At 06:44 PM 6/19/2011, mix...@bigpond.com wrote:
If one were trying to reach the operating temperature of the device, wouldn't it
make sense to have no water flowing until it was reached (or at least close)?

Consider the complications. For a reminder, there are two chambers in the device, a reaction chamber, which needs to be raised to 450 C or perhaps greater, for the reaction to be significant, and a water or coolant chamber. If we have gravity feed of water to the coolant chamber, and no water exit except as water vapor, then there is no coolant flow until the coolant chamber water temperature reaches boiling.

Steady state, the reaction chamber is at, say, 450 C., and the coolant chamber is at 100 C. The thermal resistance between them must be such that the selected operating temperature is maintained, with reaction heat plus (by their specifications), maybe 1/6 of that as input electrical power.

That is actually a fairly high resistance. The only drag on reaching operating temperature is through this, and it's just the energy to heat the water from ambient to 100 C.

I'm way too lazy to do the math. It would be way fascinating, though, to see how the generated energy varies with heat.

It's pretty obvious that more efficient designs can be done, but, that's engineering, it could be much more complicated, and time is of the essence for Rossi now. This seems quite simple, and cheap to manufacture (except for the catalyst/fuel, about which we know little).

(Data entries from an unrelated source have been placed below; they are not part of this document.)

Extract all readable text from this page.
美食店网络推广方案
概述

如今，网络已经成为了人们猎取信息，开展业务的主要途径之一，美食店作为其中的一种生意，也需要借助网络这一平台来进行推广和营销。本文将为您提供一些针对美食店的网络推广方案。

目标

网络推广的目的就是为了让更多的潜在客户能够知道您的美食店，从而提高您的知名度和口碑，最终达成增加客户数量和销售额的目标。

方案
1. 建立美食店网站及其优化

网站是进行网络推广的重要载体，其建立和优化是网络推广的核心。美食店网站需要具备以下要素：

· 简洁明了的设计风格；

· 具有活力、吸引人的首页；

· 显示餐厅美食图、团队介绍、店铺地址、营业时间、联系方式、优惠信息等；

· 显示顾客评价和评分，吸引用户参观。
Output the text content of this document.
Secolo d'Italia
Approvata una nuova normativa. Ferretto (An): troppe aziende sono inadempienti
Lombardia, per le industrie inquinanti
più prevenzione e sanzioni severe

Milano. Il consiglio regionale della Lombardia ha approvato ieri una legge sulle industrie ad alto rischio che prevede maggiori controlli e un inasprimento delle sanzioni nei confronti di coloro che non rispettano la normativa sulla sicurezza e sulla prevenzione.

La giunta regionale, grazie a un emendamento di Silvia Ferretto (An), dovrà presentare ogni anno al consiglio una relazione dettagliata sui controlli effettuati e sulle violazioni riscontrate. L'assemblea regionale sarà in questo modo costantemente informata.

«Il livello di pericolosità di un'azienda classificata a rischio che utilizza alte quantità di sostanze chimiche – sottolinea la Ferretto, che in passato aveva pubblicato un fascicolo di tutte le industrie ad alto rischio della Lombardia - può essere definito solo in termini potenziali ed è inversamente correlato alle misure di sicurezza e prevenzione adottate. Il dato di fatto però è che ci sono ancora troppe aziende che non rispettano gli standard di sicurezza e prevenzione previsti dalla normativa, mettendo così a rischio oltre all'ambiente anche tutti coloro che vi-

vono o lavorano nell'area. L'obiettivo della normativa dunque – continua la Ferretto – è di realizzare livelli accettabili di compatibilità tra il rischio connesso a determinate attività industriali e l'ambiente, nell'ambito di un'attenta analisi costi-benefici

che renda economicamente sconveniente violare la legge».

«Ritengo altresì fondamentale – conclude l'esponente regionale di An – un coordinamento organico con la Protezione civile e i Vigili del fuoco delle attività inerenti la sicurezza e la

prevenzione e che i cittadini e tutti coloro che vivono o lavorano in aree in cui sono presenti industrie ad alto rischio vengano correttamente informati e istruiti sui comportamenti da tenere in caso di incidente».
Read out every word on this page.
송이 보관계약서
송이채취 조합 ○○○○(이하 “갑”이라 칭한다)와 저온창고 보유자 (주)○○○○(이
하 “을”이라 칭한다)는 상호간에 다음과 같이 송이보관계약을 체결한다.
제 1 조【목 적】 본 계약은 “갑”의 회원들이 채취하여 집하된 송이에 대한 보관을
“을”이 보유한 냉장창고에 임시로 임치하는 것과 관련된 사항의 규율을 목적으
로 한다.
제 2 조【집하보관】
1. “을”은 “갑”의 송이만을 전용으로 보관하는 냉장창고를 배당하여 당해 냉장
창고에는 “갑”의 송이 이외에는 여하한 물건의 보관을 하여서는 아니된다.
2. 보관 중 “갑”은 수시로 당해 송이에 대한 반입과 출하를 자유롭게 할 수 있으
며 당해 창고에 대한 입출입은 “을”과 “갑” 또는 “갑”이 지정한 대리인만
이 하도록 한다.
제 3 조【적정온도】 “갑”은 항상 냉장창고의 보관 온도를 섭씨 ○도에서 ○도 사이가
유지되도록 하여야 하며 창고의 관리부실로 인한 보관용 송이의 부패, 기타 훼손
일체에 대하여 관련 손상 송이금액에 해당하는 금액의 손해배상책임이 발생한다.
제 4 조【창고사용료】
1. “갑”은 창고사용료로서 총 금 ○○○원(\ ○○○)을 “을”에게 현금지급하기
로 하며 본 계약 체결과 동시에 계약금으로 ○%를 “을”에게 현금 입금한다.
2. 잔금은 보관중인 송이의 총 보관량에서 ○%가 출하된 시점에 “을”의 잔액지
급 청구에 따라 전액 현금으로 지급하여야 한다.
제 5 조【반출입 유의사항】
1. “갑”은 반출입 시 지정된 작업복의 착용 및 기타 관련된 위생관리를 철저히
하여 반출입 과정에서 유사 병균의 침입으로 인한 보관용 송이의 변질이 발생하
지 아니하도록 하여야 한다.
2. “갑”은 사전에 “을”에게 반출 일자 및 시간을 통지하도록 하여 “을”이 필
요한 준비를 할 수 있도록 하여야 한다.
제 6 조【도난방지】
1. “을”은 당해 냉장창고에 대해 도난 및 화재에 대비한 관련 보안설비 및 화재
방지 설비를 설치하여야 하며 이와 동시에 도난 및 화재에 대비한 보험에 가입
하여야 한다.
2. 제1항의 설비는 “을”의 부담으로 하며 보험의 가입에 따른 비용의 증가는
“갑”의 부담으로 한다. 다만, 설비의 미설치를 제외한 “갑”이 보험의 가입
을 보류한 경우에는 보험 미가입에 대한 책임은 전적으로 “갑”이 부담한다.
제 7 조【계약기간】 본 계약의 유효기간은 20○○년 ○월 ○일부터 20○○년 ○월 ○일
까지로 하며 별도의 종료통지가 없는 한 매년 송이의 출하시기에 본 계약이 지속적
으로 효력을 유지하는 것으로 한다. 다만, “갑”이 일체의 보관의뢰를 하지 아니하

All you have to do is to keep the reaction chamber below runaway temperature, and keep water in the coolant chamber. If you have done this, with adequate safety margin, the device will not run away and melt or explode. Rossi seems to have a PLC running this. The displays of a single digit cannot be given any specific interpretation, for all we know those could be the numbers of a series of operating modes. The controller would monitor reaction chamber temperature and maybe other variables, but the reaction temperature seems like the only necessary parameter.